4.3 Propagation Paths and Antenna Position

To achieve transmission through the bone, antennas should be placed on the opposite sides of the body compartment. If placed on the same side of the body compartment, the surface wave has the shortest path between the two antennas and thereby dominates the received signal. Direct transmission across a body compartment, contrarily, puts the shortest path between the antennas through the bone at the center of the compartment, and the Poynting vector for such a setup is the largest at the center of the compartment [39]. This is illustrated in Fig. 9, where the distribution in part C shows more even transmission through the femoral neck than part A. Part C’s antennas are transmitting across the compartment while part A’s transmit in a u-shape, starting and ending on the same side of the compartment.
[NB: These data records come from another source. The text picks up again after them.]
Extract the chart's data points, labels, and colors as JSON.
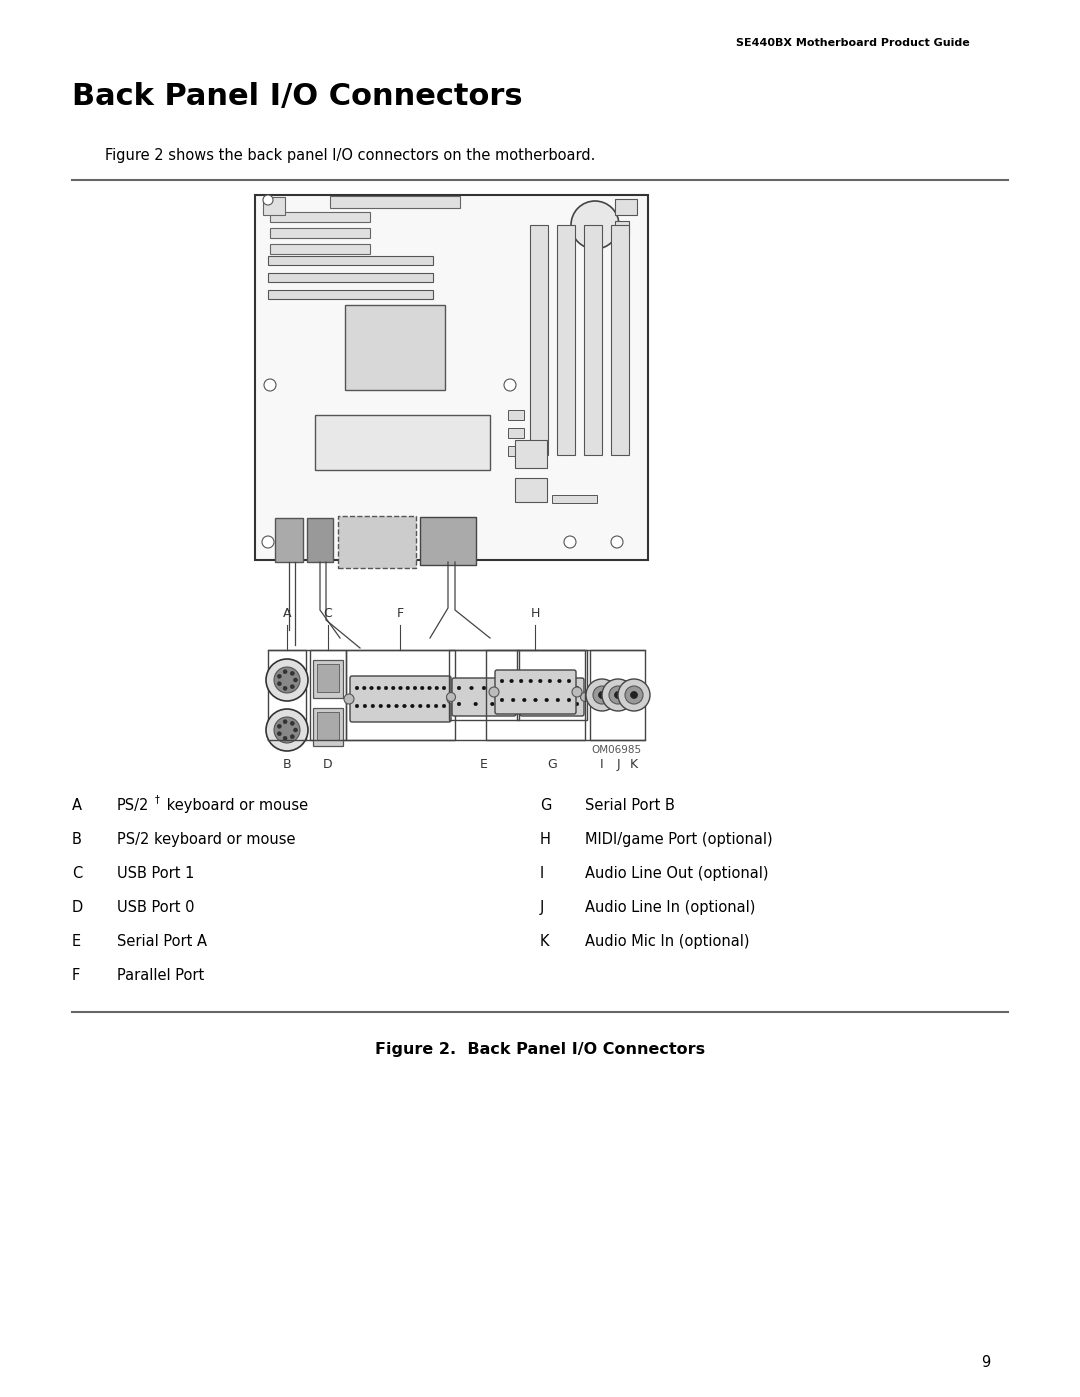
{
  "header_text": "SE440BX Motherboard Product Guide",
  "title": "Back Panel I/O Connectors",
  "intro_text": "Figure 2 shows the back panel I/O connectors on the motherboard.",
  "figure_caption": "Figure 2.  Back Panel I/O Connectors",
  "page_number": "9",
  "left_labels": [
    [
      "A",
      "PS/2† keyboard or mouse"
    ],
    [
      "B",
      "PS/2 keyboard or mouse"
    ],
    [
      "C",
      "USB Port 1"
    ],
    [
      "D",
      "USB Port 0"
    ],
    [
      "E",
      "Serial Port A"
    ],
    [
      "F",
      "Parallel Port"
    ]
  ],
  "right_labels": [
    [
      "G",
      "Serial Port B"
    ],
    [
      "H",
      "MIDI/game Port (optional)"
    ],
    [
      "I",
      "Audio Line Out (optional)"
    ],
    [
      "J",
      "Audio Line In (optional)"
    ],
    [
      "K",
      "Audio Mic In (optional)"
    ]
  ],
  "bg_color": "#ffffff",
  "text_color": "#000000",
  "board_fill": "#f8f8f8",
  "connector_fill": "#cccccc",
  "dark_fill": "#555555"
}
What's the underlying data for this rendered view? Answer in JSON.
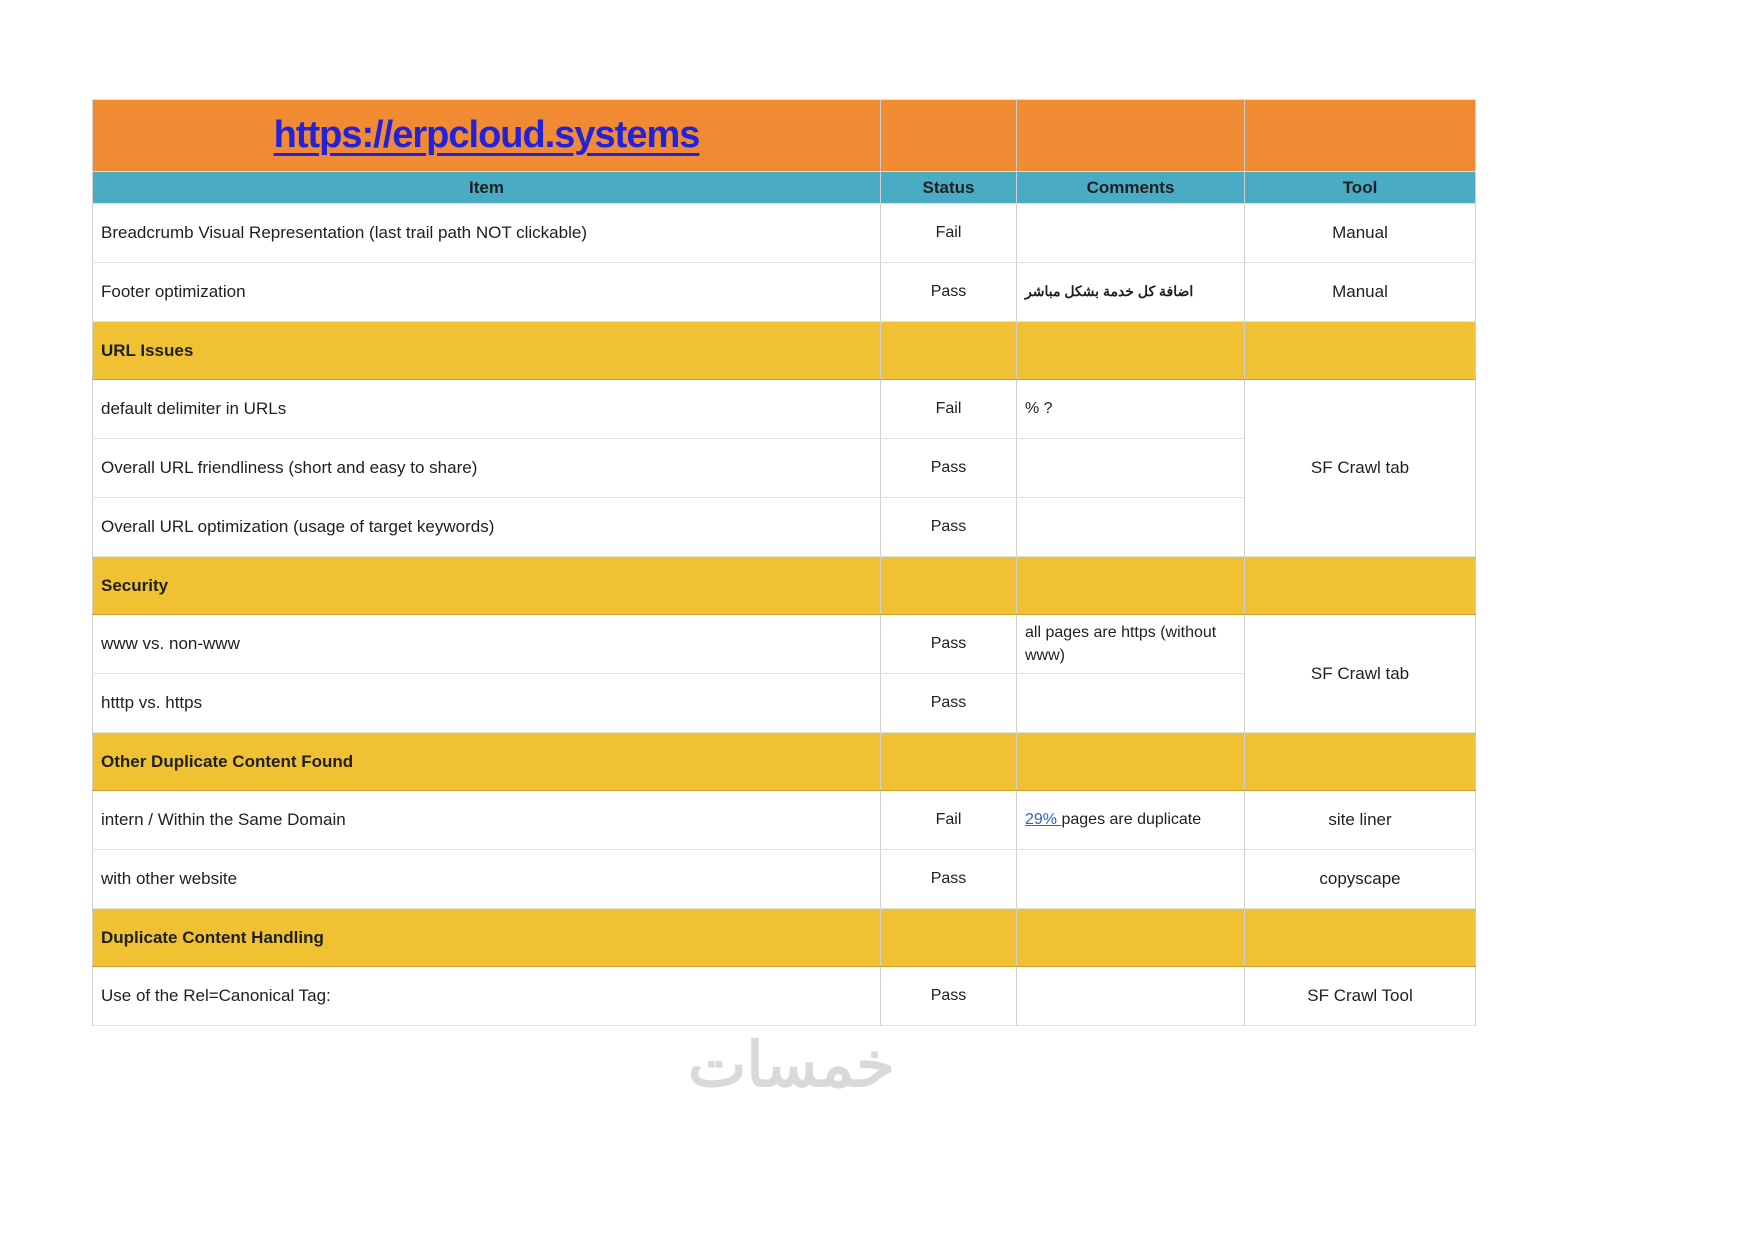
{
  "colors": {
    "header_orange": "#F08A33",
    "header_teal": "#4AABC5",
    "section_yellow": "#F0C233",
    "status_fail_pink": "#E59C9C",
    "status_pass_green": "#B2D3A7",
    "tool_gray": "#F2F2F2",
    "title_link_blue": "#2222DB",
    "comment_link_blue": "#2E63C8"
  },
  "table": {
    "title": "https://erpcloud.systems",
    "columns": [
      "Item",
      "Status",
      "Comments",
      "Tool"
    ],
    "rows": [
      {
        "type": "item",
        "item": "Breadcrumb Visual Representation (last trail path NOT clickable)",
        "status": "Fail",
        "comment": "",
        "tool": {
          "text": "Manual",
          "rowspan": 1
        }
      },
      {
        "type": "item",
        "item": "Footer optimization",
        "status": "Pass",
        "comment": "اضافة كل خدمة بشكل مباشر",
        "comment_rtl": true,
        "tool": {
          "text": "Manual",
          "rowspan": 1
        }
      },
      {
        "type": "section",
        "item": "URL Issues"
      },
      {
        "type": "item",
        "item": "default delimiter in URLs",
        "status": "Fail",
        "comment": "% ?",
        "tool": {
          "text": "SF Crawl tab",
          "rowspan": 3
        }
      },
      {
        "type": "item",
        "item": "Overall URL friendliness (short and easy to share)",
        "status": "Pass",
        "comment": ""
      },
      {
        "type": "item",
        "item": "Overall URL optimization (usage of target keywords)",
        "status": "Pass",
        "comment": ""
      },
      {
        "type": "section",
        "item": "Security"
      },
      {
        "type": "item",
        "item": "www vs. non-www",
        "status": "Pass",
        "comment": "all pages are https (without www)",
        "tool": {
          "text": "SF Crawl tab",
          "rowspan": 2
        }
      },
      {
        "type": "item",
        "item": "htttp vs. https",
        "status": "Pass",
        "comment": ""
      },
      {
        "type": "section",
        "item": "Other Duplicate Content Found"
      },
      {
        "type": "item",
        "item": "intern / Within the Same Domain",
        "status": "Fail",
        "comment_link": "29% ",
        "comment": "pages are duplicate",
        "tool": {
          "text": "site liner",
          "rowspan": 1
        }
      },
      {
        "type": "item",
        "item": "with other website",
        "status": "Pass",
        "comment": "",
        "tool": {
          "text": "copyscape",
          "rowspan": 1
        }
      },
      {
        "type": "section",
        "item": "Duplicate Content Handling"
      },
      {
        "type": "item",
        "item": "Use of the Rel=Canonical Tag:",
        "status": "Pass",
        "comment": "",
        "tool": {
          "text": "SF Crawl Tool",
          "rowspan": 1
        }
      }
    ]
  },
  "watermark": {
    "text": "خمسات"
  }
}
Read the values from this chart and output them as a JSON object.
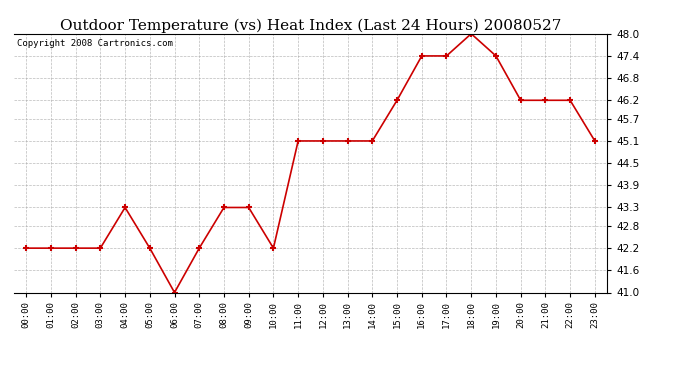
{
  "title": "Outdoor Temperature (vs) Heat Index (Last 24 Hours) 20080527",
  "copyright": "Copyright 2008 Cartronics.com",
  "x_labels": [
    "00:00",
    "01:00",
    "02:00",
    "03:00",
    "04:00",
    "05:00",
    "06:00",
    "07:00",
    "08:00",
    "09:00",
    "10:00",
    "11:00",
    "12:00",
    "13:00",
    "14:00",
    "15:00",
    "16:00",
    "17:00",
    "18:00",
    "19:00",
    "20:00",
    "21:00",
    "22:00",
    "23:00"
  ],
  "y_values": [
    42.2,
    42.2,
    42.2,
    42.2,
    43.3,
    42.2,
    41.0,
    42.2,
    43.3,
    43.3,
    42.2,
    45.1,
    45.1,
    45.1,
    45.1,
    46.2,
    47.4,
    47.4,
    48.0,
    47.4,
    46.2,
    46.2,
    46.2,
    45.1
  ],
  "line_color": "#cc0000",
  "marker": "+",
  "marker_size": 5,
  "bg_color": "#ffffff",
  "plot_bg_color": "#ffffff",
  "grid_color": "#aaaaaa",
  "ylim": [
    41.0,
    48.0
  ],
  "yticks": [
    41.0,
    41.6,
    42.2,
    42.8,
    43.3,
    43.9,
    44.5,
    45.1,
    45.7,
    46.2,
    46.8,
    47.4,
    48.0
  ],
  "title_fontsize": 11,
  "copyright_fontsize": 6.5
}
4.4 Frequency Choice for Propagation Through Bone

It is common knowledge that lower frequencies provide better human body penetration but lower spatial resolution in microwave imaging. Our simulations have confirmed this, but we also note that in this application we can consider frequencies that are lower than traditionally considered for microwave imaging of the human body, due to the independence of this approach from spatial features. Therefore, a frequency of operation closer to 60 MHz with a reduced surface wave is preferable in this application to a higher frequency. Any waveguide-like effects from higher-frequency waves propagating through bones are overshadowed by the lack of penetration to reach the bones in the first place, and by the large surface-propagating waves produced by these high frequencies.